そこへ、ザイ・コウガン王が冷静に割って入った。
「ヤズール王よ、制度の是非は感情ではなく、利得によって計られるべきだ。我らが奴隷制度を手放すとして――いかなる代償が得られるのか?」
その問いに、ヤズール王は毅然と応じる。
「ムロロンの新王ガルマより、明確な提案がある。交易路の開放、軍事的安全保障……その条件は一つ――人間の解放だ」
数日前――
王都ナイロハの離宮「白光亭」にて、密かに開かれた首脳会談。
ヤズール王とガルマ王が、対面していた。
重厚な石壁に囲まれた会議室。金糸の織られた装飾布が風に揺れる中、若き王ガルマが静かに語る。
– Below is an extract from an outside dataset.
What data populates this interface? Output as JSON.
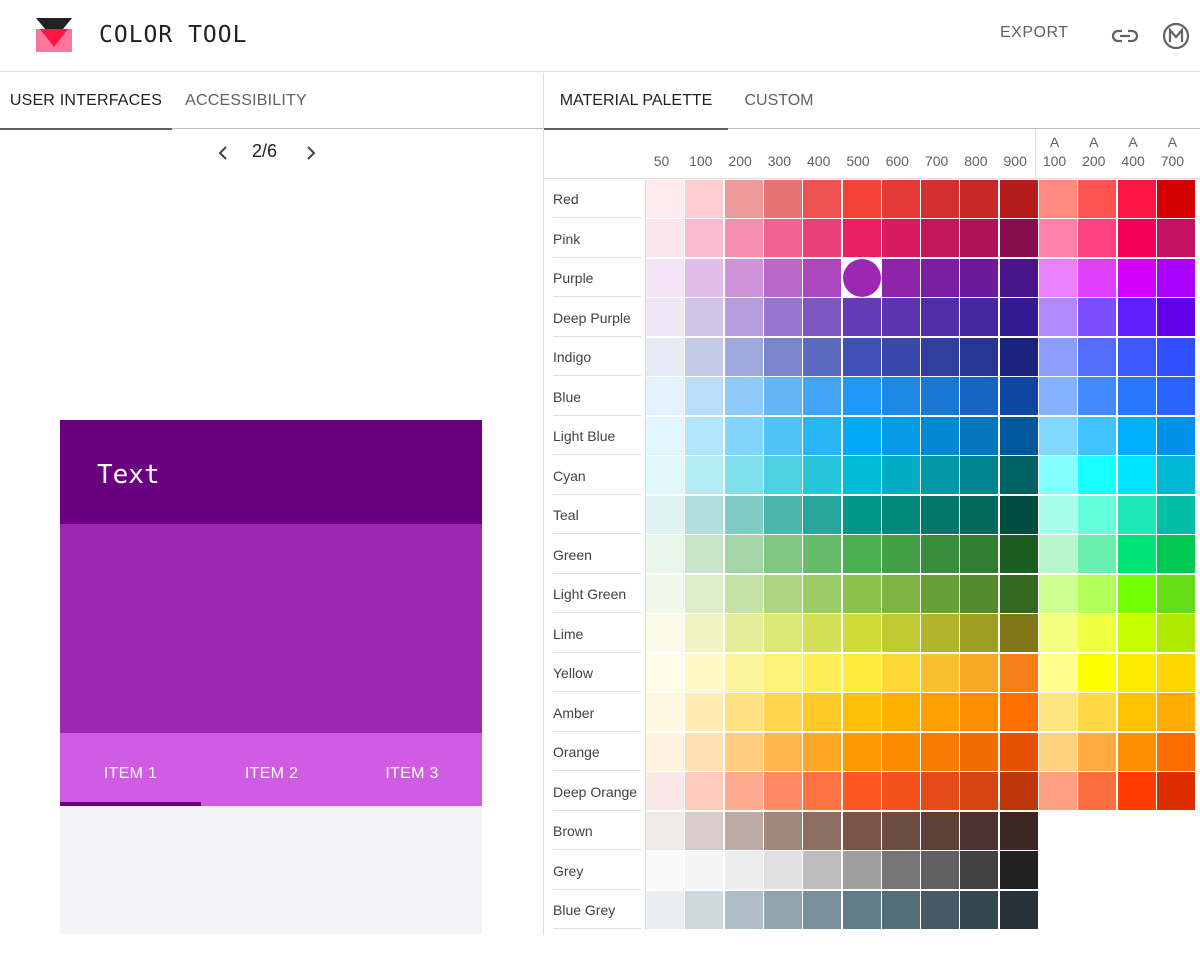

「我が国もまた、奴隷制度を捨てるとき、分裂の危機に瀕した。父王の死と共に国は揺れたが、あの混乱を越えた今だからこそ、真の盟約を結べると信じている」
「ジンビ族の背後には、父の体を乗っ取ったモンテという毒が巣食っている。やつらの武器庫の所在は掴みつつある。我が精鋭をもって、夜陰に紛れ襲撃をかけよう」
対するヤズール王は、かすかに目を伏せたのち、力強く返した。
「感謝する、ガルマ王。だが、我が民の説得を他国の剣に頼ってはならぬ。それは、我が長たる責任に背く行為。……それでもなお、そなたの援軍を頼むことは、許されるか?」
ガルマは静かに頷き、穏やかに告げた。
「ヤズール王。剣とは、使うためにあるのではない。信を守るために、振るわねばならぬ時があると思います。――それが盟友だ」
傍らには、ガルマ王の相棒、将軍バルザークが控え、闇に蠢くモンテの動向を監視していた。
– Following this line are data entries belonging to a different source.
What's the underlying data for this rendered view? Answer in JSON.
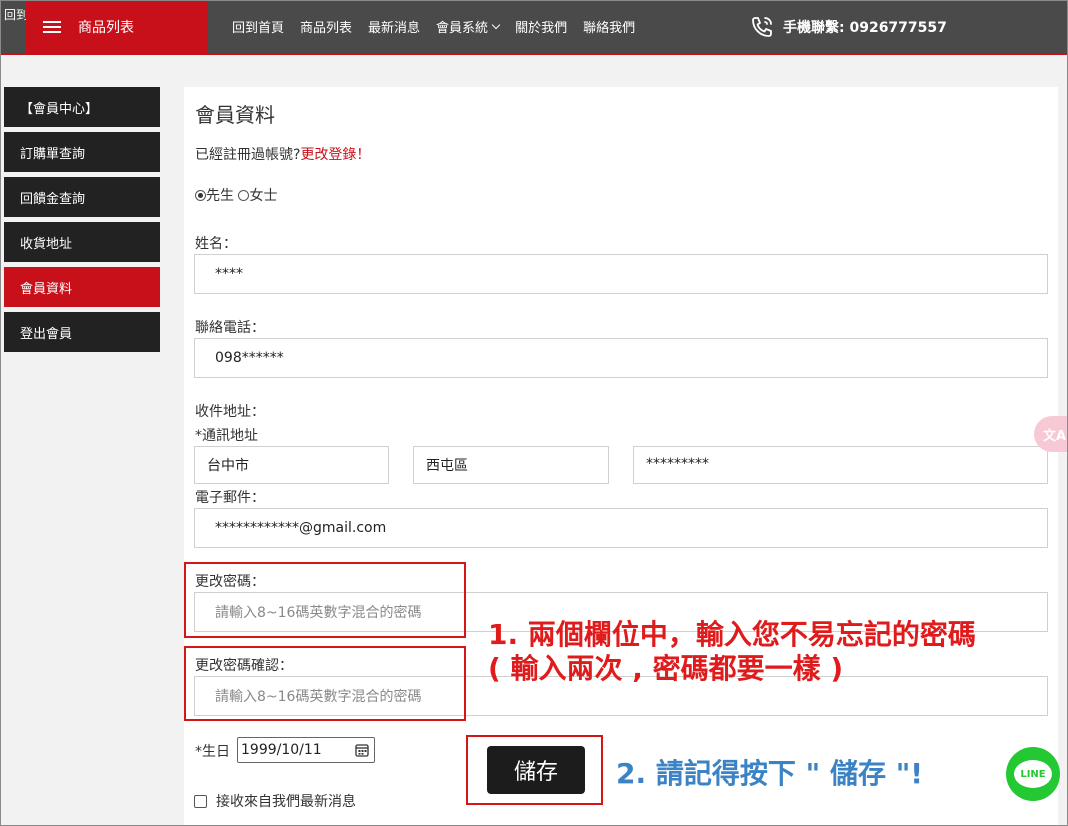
{
  "header": {
    "stray_text": "回到",
    "menu_label": "商品列表",
    "nav": [
      {
        "label": "回到首頁"
      },
      {
        "label": "商品列表"
      },
      {
        "label": "最新消息"
      },
      {
        "label": "會員系統"
      },
      {
        "label": "關於我們"
      },
      {
        "label": "聯絡我們"
      }
    ],
    "phone_text": "手機聯繫: 0926777557"
  },
  "sidebar": {
    "items": [
      {
        "label": "【會員中心】"
      },
      {
        "label": "訂購單查詢"
      },
      {
        "label": "回饋金查詢"
      },
      {
        "label": "收貨地址"
      },
      {
        "label": "會員資料"
      },
      {
        "label": "登出會員"
      }
    ]
  },
  "form": {
    "title": "會員資料",
    "registered_prompt": "已經註冊過帳號?",
    "change_login_link": "更改登錄！",
    "gender_male": "先生",
    "gender_female": "女士",
    "name_label": "姓名：",
    "name_value": "****",
    "phone_label": "聯絡電話：",
    "phone_value": "098******",
    "address_label": "收件地址：",
    "mailing_address_label": "*通訊地址",
    "city_value": "台中市",
    "district_value": "西屯區",
    "street_value": "*********",
    "email_label": "電子郵件：",
    "email_value": "************@gmail.com",
    "password_label": "更改密碼：",
    "password_placeholder": "請輸入8~16碼英數字混合的密碼",
    "password_confirm_label": "更改密碼確認：",
    "password_confirm_placeholder": "請輸入8~16碼英數字混合的密碼",
    "birthday_label": "*生日",
    "birthday_value": "1999/10/11",
    "newsletter_label": "接收來自我們最新消息",
    "save_label": "儲存"
  },
  "annotations": {
    "step1_line1": "1. 兩個欄位中，輸入您不易忘記的密碼",
    "step1_line2": "( 輸入兩次 , 密碼都要一樣 )",
    "step2": "2. 請記得按下 \" 儲存 \"!"
  },
  "widgets": {
    "translate_label": "文A",
    "line_label": "LINE"
  },
  "colors": {
    "brand_red": "#c8101a",
    "header_gray": "#4a4a4a",
    "annotation_red": "#e01b1b",
    "annotation_blue": "#3b83c4",
    "line_green": "#23c832"
  }
}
かつて奴隷商として名を馳せたドクワが死に、その子ドロワが奴隷商の代表を引き継ぎ、彼らはモンテと共にジンビ族の国から新たな火種を撒こうとしている。
それを止めるために必要なのは、ただ一つ――
鉄の首輪ではなく、言葉と信で、この連合国を覆う覚悟である。
ヤズール王の瞳に宿るのは、戦の炎ではなかった。
――風のようにしなやかで、されど誰にも曲げられぬ、王としての覚悟である。